Thursday, May 6, 2010

Wine in Dog Years


This week I turned 50. Never thought twice about the moment. Spent many younger years thinking age was only a number and not a barrier to life. Still think this way.
Age in wine is not always a good thing. There is an old adage that says, "it is a far greater crime to drink a wine too old than too young." This speaks about missed opportunity and hope lost. So as a consuming society we do this more than ever before. We consume our wine, sometimes far too young, but what are we waiting for anyway. Life is to be tasted, not shelved in anticipation of things to come! Yet, every now and again I think about lost opportunity and getting a "do-over". Wine allows this to happen when we get the right vintage, producer, vineyard and varietal all in the same bottle. These things are fleeting, but are available to us every year. When they are made available to us, we can set them aside and wait for the right moment to open them. Moments like anniversaries, birthdays, reunions.

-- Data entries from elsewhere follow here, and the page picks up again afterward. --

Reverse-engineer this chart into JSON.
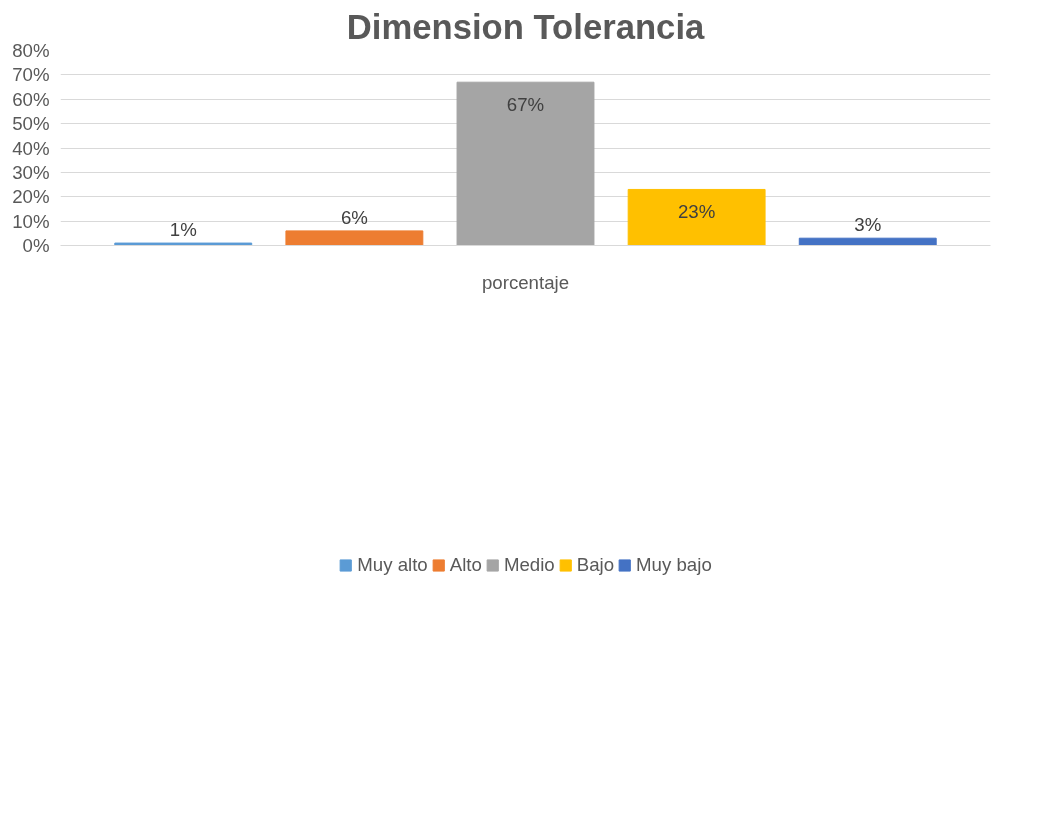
{
  "chart_data": {
    "type": "bar",
    "title": "Dimension Tolerancia",
    "categories": [
      "porcentaje"
    ],
    "series": [
      {
        "name": "Muy alto",
        "color": "#5b9bd5",
        "values": [
          1
        ],
        "value_labels": [
          "1%"
        ]
      },
      {
        "name": "Alto",
        "color": "#ed7d31",
        "values": [
          6
        ],
        "value_labels": [
          "6%"
        ]
      },
      {
        "name": "Medio",
        "color": "#a5a5a5",
        "values": [
          67
        ],
        "value_labels": [
          "67%"
        ]
      },
      {
        "name": "Bajo",
        "color": "#ffc000",
        "values": [
          23
        ],
        "value_labels": [
          "23%"
        ]
      },
      {
        "name": "Muy bajo",
        "color": "#4472c4",
        "values": [
          3
        ],
        "value_labels": [
          "3%"
        ]
      }
    ],
    "ylim": [
      0,
      80
    ],
    "yticks": [
      {
        "value": 0,
        "label": "0%"
      },
      {
        "value": 10,
        "label": "10%"
      },
      {
        "value": 20,
        "label": "20%"
      },
      {
        "value": 30,
        "label": "30%"
      },
      {
        "value": 40,
        "label": "40%"
      },
      {
        "value": 50,
        "label": "50%"
      },
      {
        "value": 60,
        "label": "60%"
      },
      {
        "value": 70,
        "label": "70%"
      },
      {
        "value": 80,
        "label": "80%"
      }
    ],
    "grid": "y",
    "legend": "bottom"
  }
}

Sometimes the effort is worth the wait, sometimes not. Wine ages in dog years. One year to a wine may be like 7 to a human. Upon first release they are like so many new puppies, playful, awkward, fun. As they age they become intelligent, thoughtful, engaging. At extreme age (10+ years) they are slower yet held in higher esteem, more respected for their longevity.
I found a border collie sitting in my cellar this week. A 1992 Cabernet from the Alexander Valley. At 17 years it was energetic, elegant with a shiny coat and seamless intelligence all still intact. These are singular things that come along rarely and it made me think of turning 32 not 50. I may not cellar my wine as much as I would like anymore, but I am glad I did this time.
Thinkin' that in the future I am going to refer to wines in dog types to better prepare myself for the way they may age. Buying a poodle? A German Shepherd? A Golden Retriever? I hope to find more Border Collies, the energy they seem to always have will hold memories for me and my kids for years to come. Cheers!